New South Korean Naval Base Planned On Border
posted by Paul Fiddian | 27.06.2012
The Republic of Korea Navy is set to construct a new frontline naval base to boost its presence on the fringe of the Yellow Sea which divides North and South Korea.
Approval has been given by the South Korean government to build on a 23,849 square metre-sized patch on Baengnyeong island.
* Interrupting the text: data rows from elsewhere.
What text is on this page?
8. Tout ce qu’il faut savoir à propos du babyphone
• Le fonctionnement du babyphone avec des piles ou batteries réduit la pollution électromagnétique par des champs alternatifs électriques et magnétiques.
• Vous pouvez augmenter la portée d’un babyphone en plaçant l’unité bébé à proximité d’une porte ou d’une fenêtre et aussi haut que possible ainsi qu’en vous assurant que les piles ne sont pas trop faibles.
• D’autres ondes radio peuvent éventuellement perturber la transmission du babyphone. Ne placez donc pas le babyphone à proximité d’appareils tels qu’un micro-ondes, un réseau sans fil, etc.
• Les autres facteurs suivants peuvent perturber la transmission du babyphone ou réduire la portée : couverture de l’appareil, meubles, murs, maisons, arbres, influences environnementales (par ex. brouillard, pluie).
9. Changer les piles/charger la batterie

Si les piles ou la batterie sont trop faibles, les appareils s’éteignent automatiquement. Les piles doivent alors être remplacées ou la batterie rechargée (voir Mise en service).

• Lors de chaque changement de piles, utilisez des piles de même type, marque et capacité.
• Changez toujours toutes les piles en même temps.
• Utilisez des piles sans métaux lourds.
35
Set to cost over $36m to develop, the new Republic of Korea naval base is due to be finished by the end of 2014, according to a report published by the Yonhap news organisation. The same source added that the base will have a permanent detachment of around 100 troops and feature a training ground and, potentially, a dock capable of launching small destroyer-type vessels.
Korean Border Naval Base
Baengnyeong island is among a group of five sited close to the North/South Korean border established by the UN after the Korean War. North Korea, unwilling to accept the demarcation, has consistently pushed for a new boundary line to be drawn up and the existing border has seen much combat action in recent years, most recently in 2010.
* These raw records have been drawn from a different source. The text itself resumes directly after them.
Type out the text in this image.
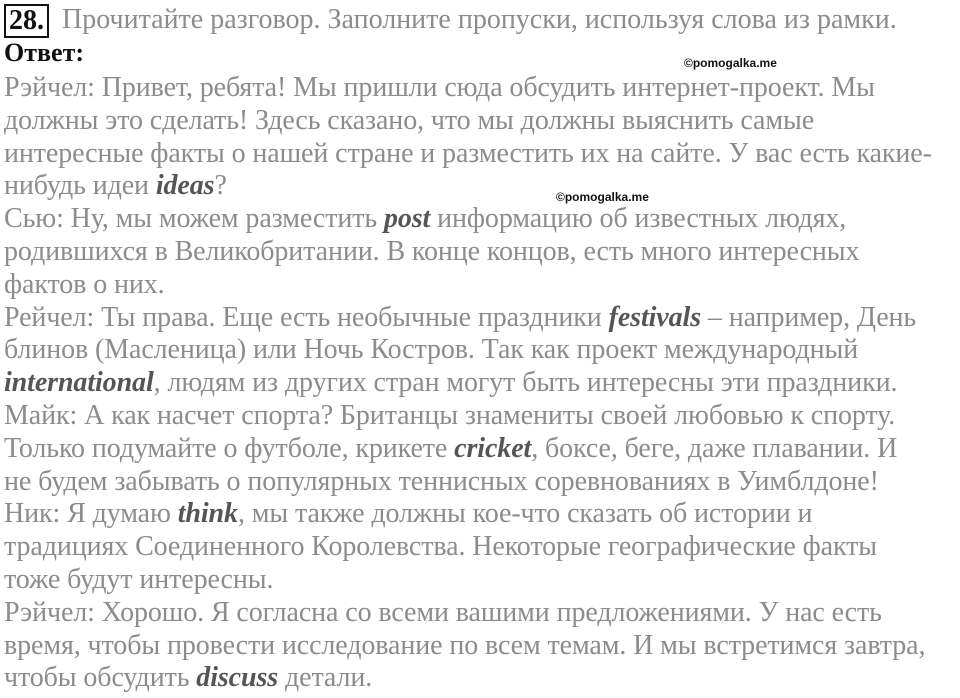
28. Прочитайте разговор. Заполните пропуски, используя слова из рамки.
Ответ:	©pomogalka.me
©pomogalka.me
Рэйчел: Привет, ребята! Мы пришли сюда обсудить интернет-проект. Мы
должны это сделать! Здесь сказано, что мы должны выяснить самые
интересные факты о нашей стране и разместить их на сайте. У вас есть какие-
нибудь идеи ideas?
Сью: Ну, мы можем разместить post информацию об известных людях,
родившихся в Великобритании. В конце концов, есть много интересных
фактов о них.
Рейчел: Ты права. Еще есть необычные праздники festivals – например, День
блинов (Масленица) или Ночь Костров. Так как проект международный
international, людям из других стран могут быть интересны эти праздники.
Майк: А как насчет спорта? Британцы знамениты своей любовью к спорту.
Только подумайте о футболе, крикете cricket, боксе, беге, даже плавании. И
не будем забывать о популярных теннисных соревнованиях в Уимблдоне!
Ник: Я думаю think, мы также должны кое-что сказать об истории и
традициях Соединенного Королевства. Некоторые географические факты
тоже будут интересны.
Рэйчел: Хорошо. Я согласна со всеми вашими предложениями. У нас есть
время, чтобы провести исследование по всем темам. И мы встретимся завтра,
чтобы обсудить discuss детали.
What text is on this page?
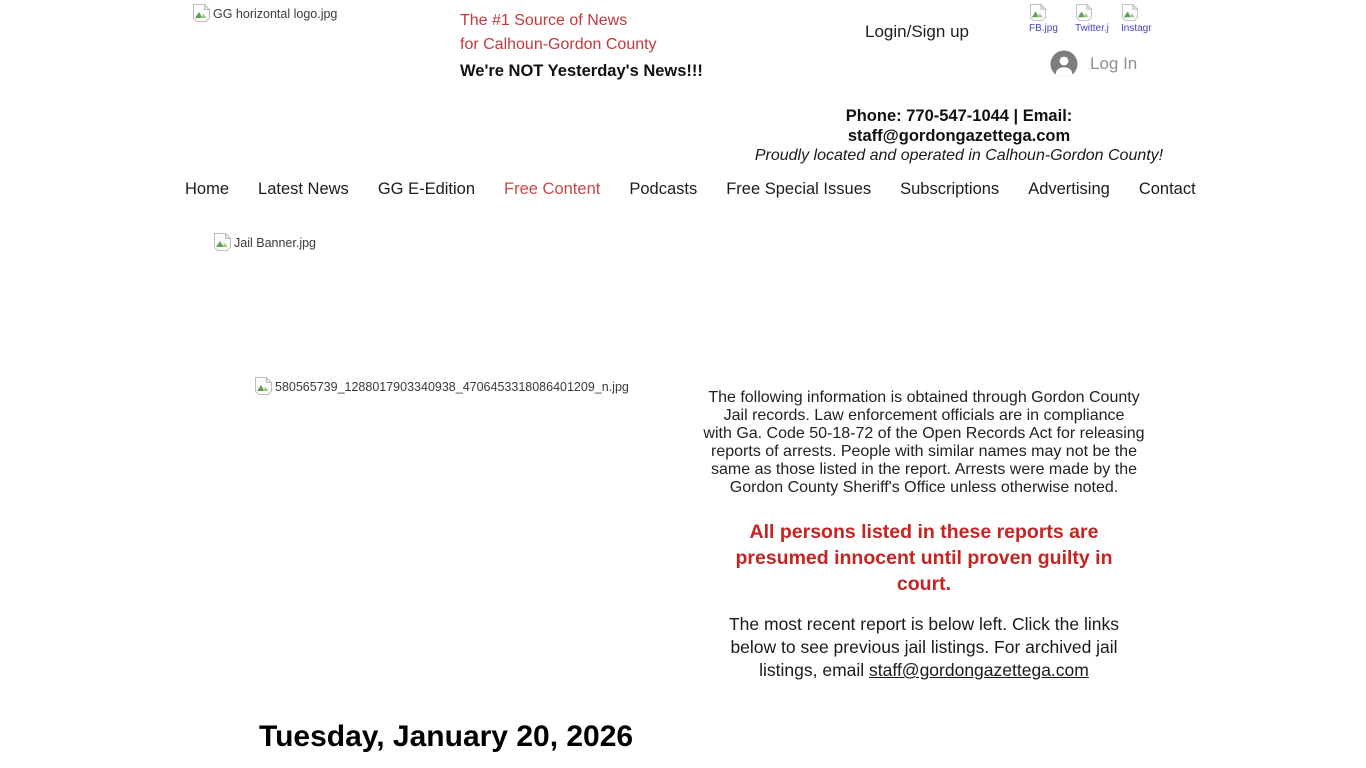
GG horizontal logo.jpg	The #1 Source of News
for Calhoun-Gordon County
We're NOT Yesterday's News!!!
Login/Sign up	FB.jpg Twitter.j Instagr
Log In
Phone: 770-547-1044 | Email:
staff@gordongazettega.com
Proudly located and operated in Calhoun-Gordon County!
Home Latest News GG E-Edition Free Content Podcasts Free Special Issues Subscriptions Advertising Contact
Jail Banner.jpg
580565739_1288017903340938_4706453318086401209_n.jpg
The following information is obtained through Gordon County
Jail records. Law enforcement officials are in compliance
with Ga. Code 50-18-72 of the Open Records Act for releasing
reports of arrests. People with similar names may not be the
same as those listed in the report. Arrests were made by the
Gordon County Sheriff's Office unless otherwise noted.
All persons listed in these reports are
presumed innocent until proven guilty in
court.
The most recent report is below left. Click the links
below to see previous jail listings. For archived jail
listings, email staff@gordongazettega.com
Tuesday, January 20, 2026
The Republic of Korea Navy was established in 1945, so is the oldest element of the Republic of Korea Armed Forces. In 2010, it employed close to 70,000 naval personnel and was equipped with approximately 170 ships. Among these were about 20 warships, 12 submarines and around 100 fast attack craft and corvettes.
The Republic of Korea Navy has been operationally-deployed on several occasions, having been involved in the Korean War, the Vietnam War and, more recently, the War on Terrorism.
New South Korean Naval Base
The new South Korea naval base will, potentially, be the country's eighth, joining the existing facilities at Jinhae, Busan, Donghae, Pyeongtaek, Mokpo, Incheon and Pohang.
In related news, it's been reported that North Korea has just put the finishing touches to a new naval base located just 50 kilometres away from Baengnyeong island. Site to the north, it seems it will be used to launch and recover amphibious troop-carrying vessels.